Quality control, repeated Avgeris, a managing director at Mesirow's North Clark Street offices in the Windy City. "When in doubt, bring it out," he said, giving the desk another rap. "Quality control."

Soon the laughter was actually rattling the room. But this was no laughing matter. Mesirow, which has 125 corespondents, likes to rank quality control among the top reasons an introducing broker, or a smaller broker dealer, selects Mesirow to execute, clear and settle its equity transactions.

"We are an extension of the introduction broker, as it were," Avgeris said.

Symbolic Reminder

The mallet, of course, is much more than a symbolic reminder of how important quality of service is at Mesirow. The mallet is a good way to begin any article in 1998 about the correspondent-clearing business.

After all, the industry is now awaiting Securities and Exchange Commission approval on new clearing rules that could utterly change the relationship among clearing firms, their correspondents, the correspondents' customers the ultimate customer, actually as well as the regulators.

The objective is to enhance existing levels of quality control in a business that has not always demonstrated a sterling reputation.

The rules were submitted to the SEC in response to several highly-publicized cases of alleged investor fraud by broker dealers that use other broker dealers or correspondent-clearing firms to clear and settle their business.

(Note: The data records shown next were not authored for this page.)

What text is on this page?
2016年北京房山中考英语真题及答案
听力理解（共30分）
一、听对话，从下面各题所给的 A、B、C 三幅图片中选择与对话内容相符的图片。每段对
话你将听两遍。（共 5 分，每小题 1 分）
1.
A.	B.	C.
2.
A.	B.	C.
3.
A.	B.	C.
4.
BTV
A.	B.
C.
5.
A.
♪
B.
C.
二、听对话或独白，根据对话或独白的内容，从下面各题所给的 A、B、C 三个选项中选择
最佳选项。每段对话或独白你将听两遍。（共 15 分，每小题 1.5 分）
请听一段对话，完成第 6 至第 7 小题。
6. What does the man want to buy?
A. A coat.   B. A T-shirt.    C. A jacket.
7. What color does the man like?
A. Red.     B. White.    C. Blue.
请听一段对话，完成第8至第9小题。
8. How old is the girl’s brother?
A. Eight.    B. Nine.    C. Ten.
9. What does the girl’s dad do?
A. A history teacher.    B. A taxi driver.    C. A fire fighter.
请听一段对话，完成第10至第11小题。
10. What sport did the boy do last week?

In particular, regulators stepped up their demands for stricter clearing rules in the wake of the collapse of New York-based A.R. Baron & Co. Last year, a state grand jury indicted A.R. Baron and 13 former employees on charges of bilking investors of more than $70 million. The firm filed for bankruptcy in 1996.

Bear Stearns & Co., which processed A.R. Baron's business and wins high praise from many of its correspondents for running a good ship was questioned by the SEC, and separately, by the Manhattan district attorney's office about its role in the collapse of A.R. Baron.

At issue was the role of Bear Stearns, passive or otherwise, in the alleged wrongdoings of a correspondent.

Bear Stearns defended its role in the A.R. Baron debacle, pointing out, for instance, that it represented only a small fraction of its total clearing business. (Bear Stearns processes an estimated 12 percent of the volume on the New York Stock Exchange cleared through the National Securities Clearing Corp.)

Moreover, Bear Stearns stressed that customers make it clear in customer agreements they are aware that the firm acts as the backoffice provider that gives them investment advice.